Was wir hier und heute in den Hamburger Pflegeheimen erleben, ist nur ein weiteres eklatantes Beispiel für die katastrophalen Folgen der rücksichtslosen Privatisierungspolitik des Hamburger CDUSenats aus der letzten Periode. Wie schon beim LBK wiederholt sich auch bei den Pflegeheimen das gleiche Trauerspiel in der gleichen Reihenfolge. Für die Beschäftigten und die kranken oder pflegebedürftigen Menschen ist dies allerdings bitterer Ernst. Sie sind die Leidtragenden. Zuerst wird hoch und heilig versprochen, durch die Privatisierung werde alles besser, vor allen Dingen die Pflegequalität, keinem Mitarbeiter gehe es nach der Privatisierung schlechter, eher umgekehrt, die Privaten blieben im Arbeitgeberverband, die Tarife des öffentlichen Dienstes gelten weiter und die Beschäftigungssicherung ebenfalls. Doch die Tinte unter dem Kaufvertrag ist noch nicht trocken, da folgt das böse Erwachen. Zuerst wird aus dem Arbeitgeberverband ausgetreten, dann werden die Löhne abgesenkt und schließlich werden Beschäftigungssicherung und Kündigungsschutz liquidiert. Dieser rücksichtslose und zynische Wortbruch der privaten Kapitaleigner ist der wirkliche Grund, warum die Beschäftigten in der Pflege ihre Enttäuschung und ihren Protest auf die Straße tragen. Darum unterstützen wir diese Kolleginnen und Kollegen und tragen ihren berechtigten Protest auch hier in dieses Parlament.

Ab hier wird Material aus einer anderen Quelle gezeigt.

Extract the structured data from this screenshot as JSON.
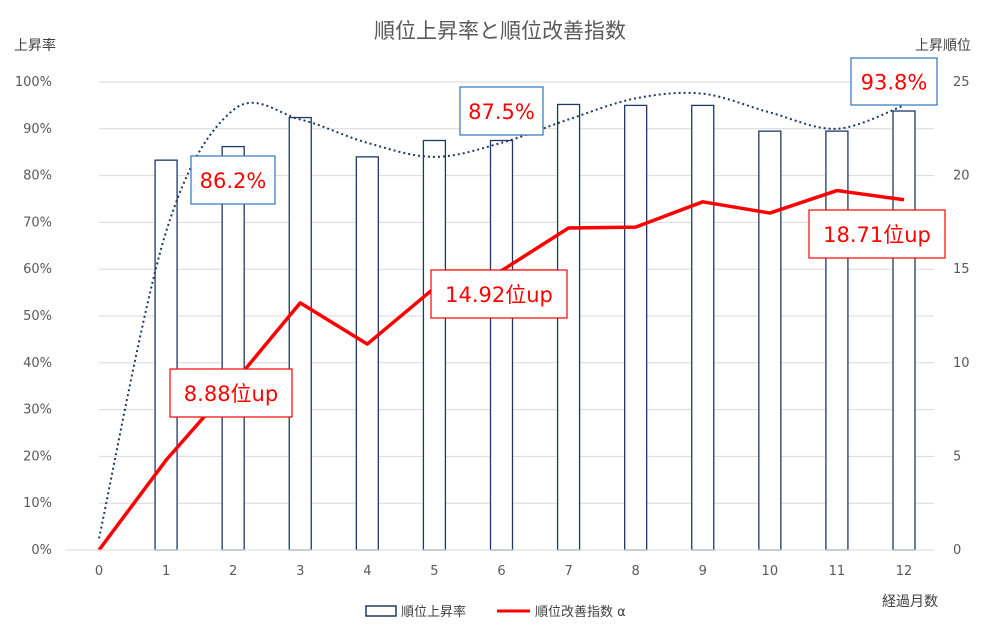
{
  "chart_data": {
    "type": "bar",
    "title": "順位上昇率と順位改善指数",
    "xlabel": "経過月数",
    "ylabel_left": "上昇率",
    "ylabel_right": "上昇順位",
    "categories": [
      "0",
      "1",
      "2",
      "3",
      "4",
      "5",
      "6",
      "7",
      "8",
      "9",
      "10",
      "11",
      "12"
    ],
    "ylim_left": [
      0,
      100
    ],
    "ylim_right": [
      0,
      25
    ],
    "left_ticks": [
      "0%",
      "10%",
      "20%",
      "30%",
      "40%",
      "50%",
      "60%",
      "70%",
      "80%",
      "90%",
      "100%"
    ],
    "right_ticks": [
      "0",
      "5",
      "10",
      "15",
      "20",
      "25"
    ],
    "grid": true,
    "legend_position": "bottom",
    "series": [
      {
        "name": "順位上昇率",
        "type": "bar",
        "axis": "left",
        "color": "#1f3864",
        "values": [
          null,
          83.3,
          86.2,
          92.4,
          84.0,
          87.5,
          87.5,
          95.2,
          95.0,
          95.0,
          89.5,
          89.5,
          93.8
        ]
      },
      {
        "name": "順位改善指数 α",
        "type": "line",
        "axis": "right",
        "color": "#ff0000",
        "values": [
          0,
          4.8,
          8.88,
          13.2,
          11.0,
          14.0,
          14.92,
          17.2,
          17.25,
          18.6,
          18.0,
          19.2,
          18.71
        ]
      },
      {
        "type": "line",
        "style": "dotted",
        "axis": "left",
        "color": "#1f3864",
        "values": [
          2.5,
          68,
          94,
          92,
          87,
          84,
          87,
          92,
          96.5,
          97.5,
          93.5,
          90,
          95
        ]
      }
    ],
    "annotations": [
      {
        "text": "86.2%",
        "style": "blue-box",
        "category": "2"
      },
      {
        "text": "87.5%",
        "style": "blue-box",
        "category": "6"
      },
      {
        "text": "93.8%",
        "style": "blue-box",
        "category": "12"
      },
      {
        "text": "8.88位up",
        "style": "red-box",
        "category": "2"
      },
      {
        "text": "14.92位up",
        "style": "red-box",
        "category": "6"
      },
      {
        "text": "18.71位up",
        "style": "red-box",
        "category": "12"
      }
    ]
  }
}
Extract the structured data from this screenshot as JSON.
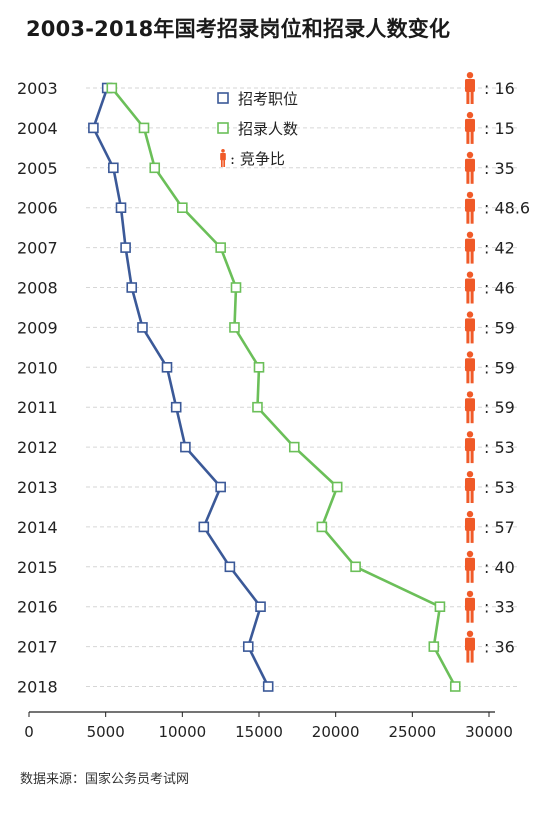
{
  "title": "2003-2018年国考招录岗位和招录人数变化",
  "source": "数据来源：国家公务员考试网",
  "chart_data": {
    "type": "line",
    "orientation": "horizontal-values",
    "categories": [
      "2003",
      "2004",
      "2005",
      "2006",
      "2007",
      "2008",
      "2009",
      "2010",
      "2011",
      "2012",
      "2013",
      "2014",
      "2015",
      "2016",
      "2017",
      "2018"
    ],
    "series": [
      {
        "name": "招考职位",
        "color": "#3b5998",
        "values": [
          5100,
          4200,
          5500,
          6000,
          6300,
          6700,
          7400,
          9000,
          9600,
          10200,
          12500,
          11400,
          13100,
          15100,
          14300,
          15600
        ]
      },
      {
        "name": "招录人数",
        "color": "#6bbf59",
        "values": [
          5400,
          7500,
          8200,
          10000,
          12500,
          13500,
          13400,
          15000,
          14900,
          17300,
          20100,
          19100,
          21300,
          26800,
          26400,
          27800
        ]
      }
    ],
    "ratio_label": "竞争比",
    "ratio_color": "#f05a28",
    "ratios": [
      {
        "year": "2003",
        "ratio": ": 16"
      },
      {
        "year": "2004",
        "ratio": ": 15"
      },
      {
        "year": "2005",
        "ratio": ": 35"
      },
      {
        "year": "2006",
        "ratio": ": 48.6"
      },
      {
        "year": "2007",
        "ratio": ": 42"
      },
      {
        "year": "2008",
        "ratio": ": 46"
      },
      {
        "year": "2009",
        "ratio": ": 59"
      },
      {
        "year": "2010",
        "ratio": ": 59"
      },
      {
        "year": "2011",
        "ratio": ": 59"
      },
      {
        "year": "2012",
        "ratio": ": 53"
      },
      {
        "year": "2013",
        "ratio": ": 53"
      },
      {
        "year": "2014",
        "ratio": ": 57"
      },
      {
        "year": "2015",
        "ratio": ": 40"
      },
      {
        "year": "2016",
        "ratio": ": 33"
      },
      {
        "year": "2017",
        "ratio": ": 36"
      }
    ],
    "xlim": [
      0,
      30000
    ],
    "xticks": [
      "0",
      "5000",
      "10000",
      "15000",
      "20000",
      "25000",
      "30000"
    ],
    "xtick_values": [
      0,
      5000,
      10000,
      15000,
      20000,
      25000,
      30000
    ],
    "grid": "dashed horizontal",
    "legend": "top-left"
  }
}
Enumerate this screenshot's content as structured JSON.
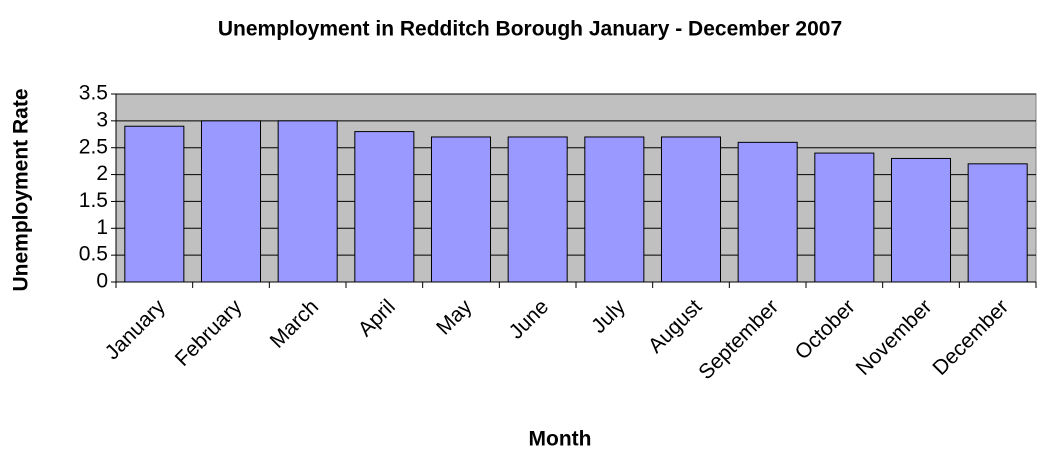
{
  "chart_data": {
    "type": "bar",
    "title": "Unemployment in Redditch Borough January - December 2007",
    "x_label": "Month",
    "y_label": "Unemployment Rate",
    "categories": [
      "January",
      "February",
      "March",
      "April",
      "May",
      "June",
      "July",
      "August",
      "September",
      "October",
      "November",
      "December"
    ],
    "values": [
      2.9,
      3.0,
      3.0,
      2.8,
      2.7,
      2.7,
      2.7,
      2.7,
      2.6,
      2.4,
      2.3,
      2.2
    ],
    "color": "#9999ff",
    "ylim": [
      0,
      3.5
    ],
    "yticks": [
      0,
      0.5,
      1,
      1.5,
      2,
      2.5,
      3,
      3.5
    ],
    "grid": true
  }
}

(Beifall bei der SPD und der LINKEN)

Ja, wir leben auch hier in Hamburg in einer alternden Gesellschaft. Das wissen wir alle. Und die Altenpflege, ambulant wie stationär, gewinnt dabei wachsende Bedeutung. Es ist also Aufgabe und Verantwortung der Politik, sich darum zu kümmern und den betroffenen Menschen eine Perspektive für ein menschliches Altern zu geben. Aber der Senat macht das Gegenteil. Je größer das Problem wird, desto mehr zieht er sich aus der Verantwortung, erklärt, dass das jetzt der Markt mit seinen privaten Anbietern und Geschäftemachern lösen soll und hält sich da heraus.

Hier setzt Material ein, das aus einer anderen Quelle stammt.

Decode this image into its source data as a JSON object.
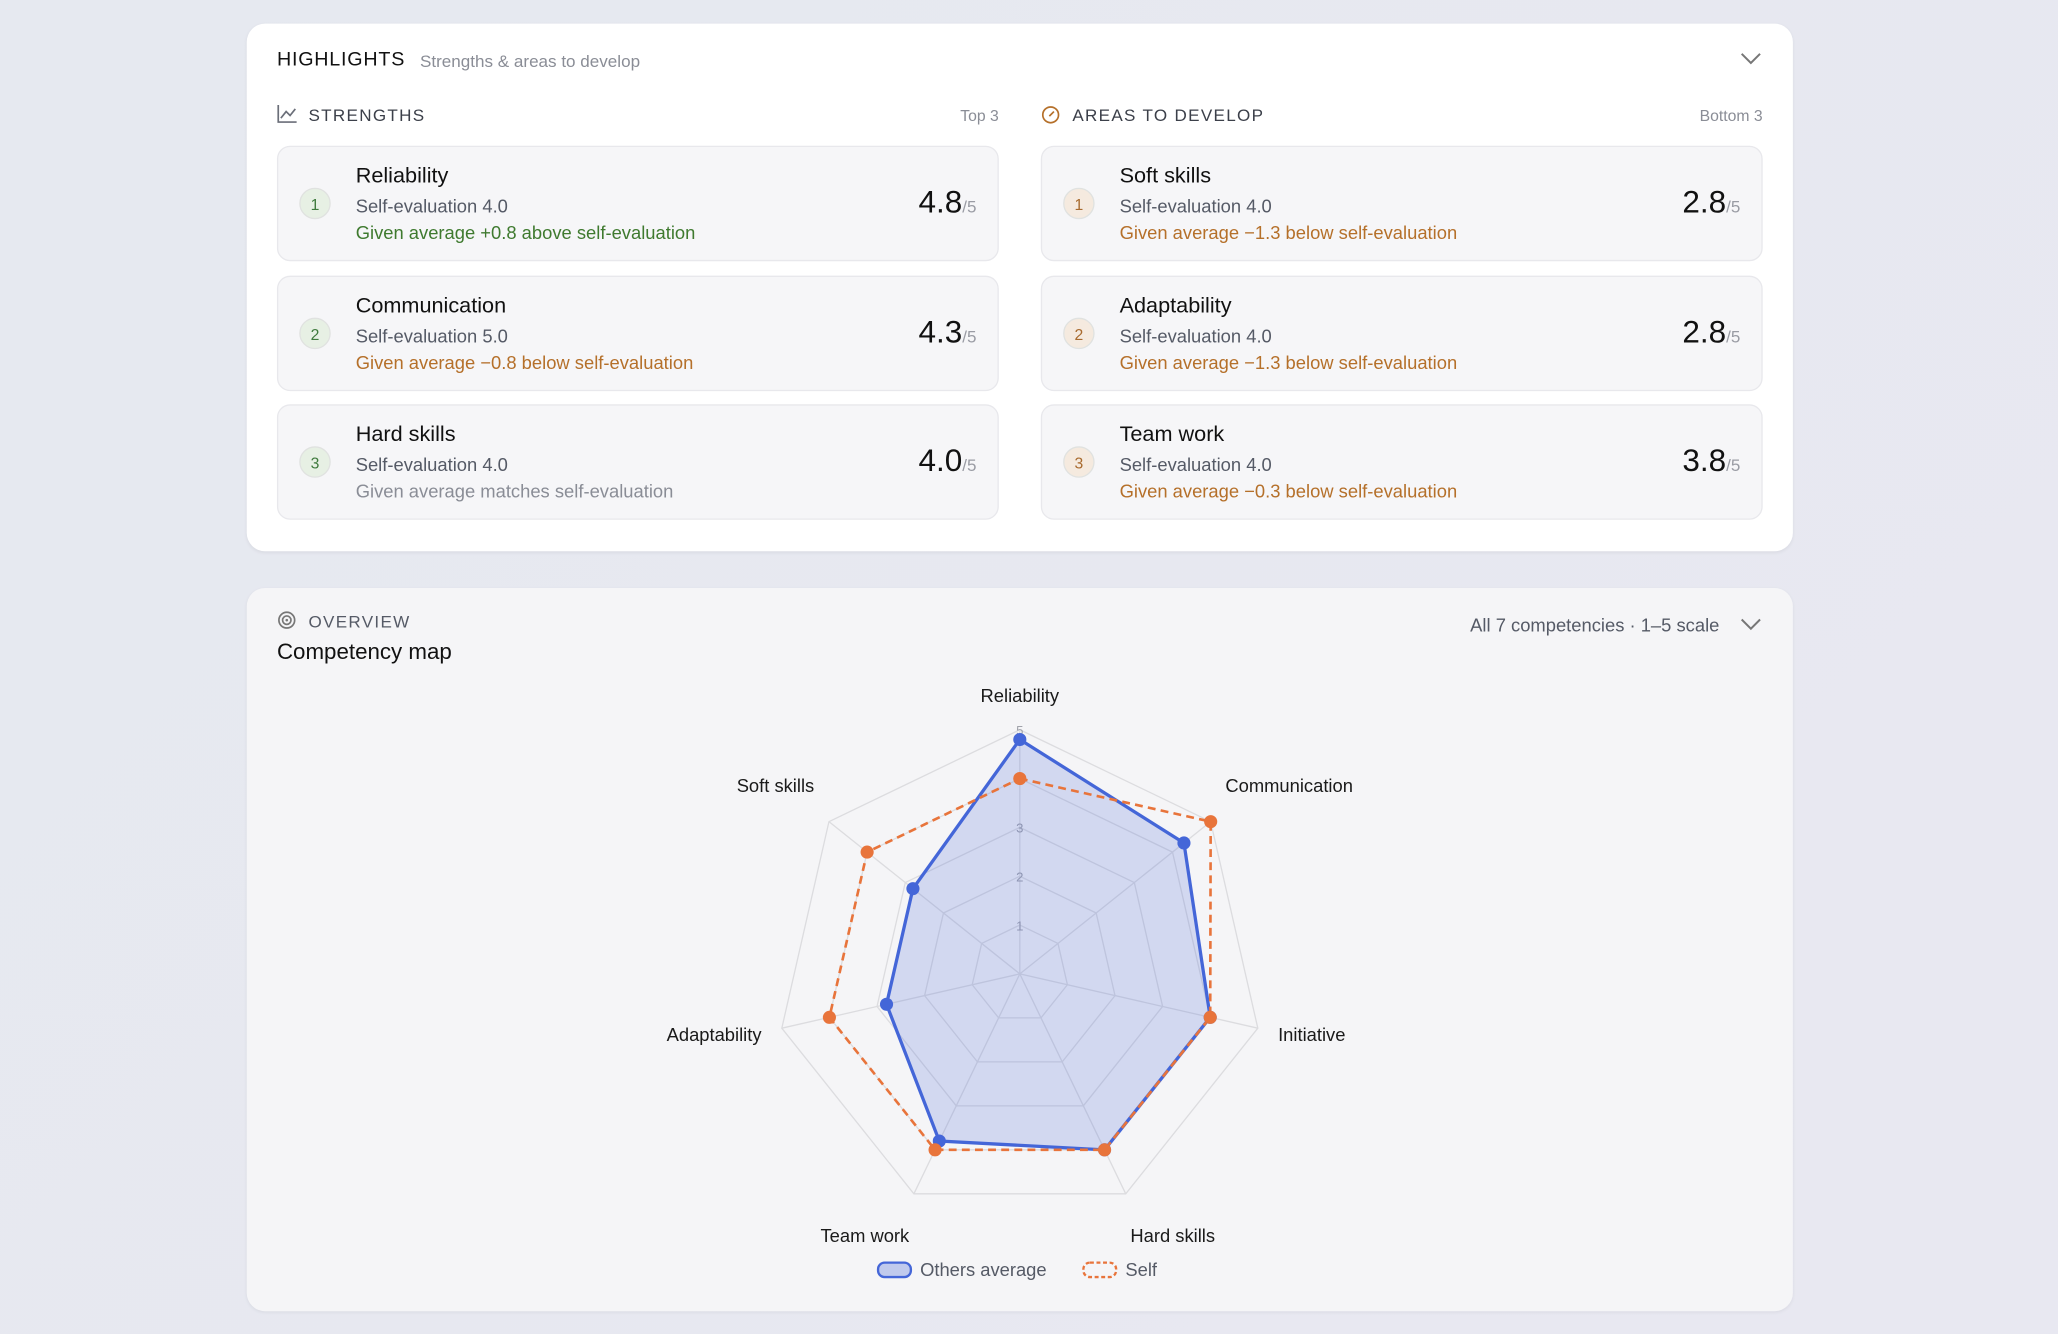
{
  "highlights": {
    "title": "HIGHLIGHTS",
    "subtitle": "Strengths & areas to develop",
    "groups": [
      {
        "title": "STRENGTHS",
        "note": "Top 3",
        "badge_color": "#3f7a3d",
        "badge_bg": "#e7f0e4",
        "items": [
          {
            "rank": "1",
            "name": "Reliability",
            "self": "Self-evaluation 4.0",
            "delta": "Given average +0.8 above self-evaluation",
            "delta_color": "#3f7a2f",
            "score": "4.8",
            "scale": "/5"
          },
          {
            "rank": "2",
            "name": "Communication",
            "self": "Self-evaluation 5.0",
            "delta": "Given average −0.8 below self-evaluation",
            "delta_color": "#b5702a",
            "score": "4.3",
            "scale": "/5"
          },
          {
            "rank": "3",
            "name": "Hard skills",
            "self": "Self-evaluation 4.0",
            "delta": "Given average matches self-evaluation",
            "delta_color": "#8a8d96",
            "score": "4.0",
            "scale": "/5"
          }
        ]
      },
      {
        "title": "AREAS TO DEVELOP",
        "note": "Bottom 3",
        "badge_color": "#a86a2e",
        "badge_bg": "#f5eadf",
        "items": [
          {
            "rank": "1",
            "name": "Soft skills",
            "self": "Self-evaluation 4.0",
            "delta": "Given average −1.3 below self-evaluation",
            "delta_color": "#b5702a",
            "score": "2.8",
            "scale": "/5"
          },
          {
            "rank": "2",
            "name": "Adaptability",
            "self": "Self-evaluation 4.0",
            "delta": "Given average −1.3 below self-evaluation",
            "delta_color": "#b5702a",
            "score": "2.8",
            "scale": "/5"
          },
          {
            "rank": "3",
            "name": "Team work",
            "self": "Self-evaluation 4.0",
            "delta": "Given average −0.3 below self-evaluation",
            "delta_color": "#b5702a",
            "score": "3.8",
            "scale": "/5"
          }
        ]
      }
    ]
  },
  "overview": {
    "label": "OVERVIEW",
    "title": "Competency map",
    "note": "All 7 competencies · 1–5 scale"
  },
  "chart_data": {
    "type": "radar",
    "categories": [
      "Reliability",
      "Communication",
      "Initiative",
      "Hard skills",
      "Team work",
      "Adaptability",
      "Soft skills"
    ],
    "series": [
      {
        "name": "Others average",
        "color": "#4466d8",
        "values": [
          4.8,
          4.3,
          4.0,
          4.0,
          3.8,
          2.8,
          2.8
        ]
      },
      {
        "name": "Self",
        "color": "#e8743b",
        "values": [
          4.0,
          5.0,
          4.0,
          4.0,
          4.0,
          4.0,
          4.0
        ]
      }
    ],
    "rlim": [
      0,
      5
    ],
    "rticks": [
      1,
      2,
      3,
      4,
      5
    ]
  }
}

Wenn es Leistungsträgerinnen und Leistungsträger in einer humanen und solidarischen Stadt gibt, dann sind das vor allem die Beschäftigten in der Kranken- und Altenpflege. Das ist ein verdammt schwerer Job. Es ist auch ein hoch verantwortlicher und ein hoch qualifizierter. Deswegen muss er auch leistungsgerecht, das heißt gut entlohnt werden. Privatisierung dagegen ist ein marktwirtschaftlicher Sozialdarwinismus. Auf dem Markt setzt sich der Stärkere durch. Der Stärkere ist nicht der mit der höheren Qualität, sondern der, der seine Beschäftigten am meisten auspresst und damit gegenüber den Konkurrenten Kosten spart. Die In

strumente heißen Tarifflucht, Lohndumping, Arbeitsplatzvernichtung und auch Arbeitszeitverlängerung ohne Lohnausgleich.

(Klaus-Peter Hesse CDU: Ist das eine SPD- oder Gewerkschaftsrede?)

Für uns gilt dagegen weiterhin: Auch Gesundheit, Bildung, Wohnen, Energieversorgung und andere Bereiche der Daseinsvorsorge

(Glocke)

sowie das Altern und die Pflege dürfen keine Ware sein.

(Beifall bei der SPD und der LINKEN)

Sorgen Sie dafür, dass auf den Wortbruch reagiert wird …

(Glocke)

Erste Vizepräsidentin Barbara Duden (unterbre- chend): Herr Rose, Sie haben auf die Glocke zu hören und Sie haben seit einiger Zeit das rote Licht.

Ah ja, es blinkt.

Erste Vizepräsidentin Barbara Duden (unterbre- chend): Es blinkt, genau.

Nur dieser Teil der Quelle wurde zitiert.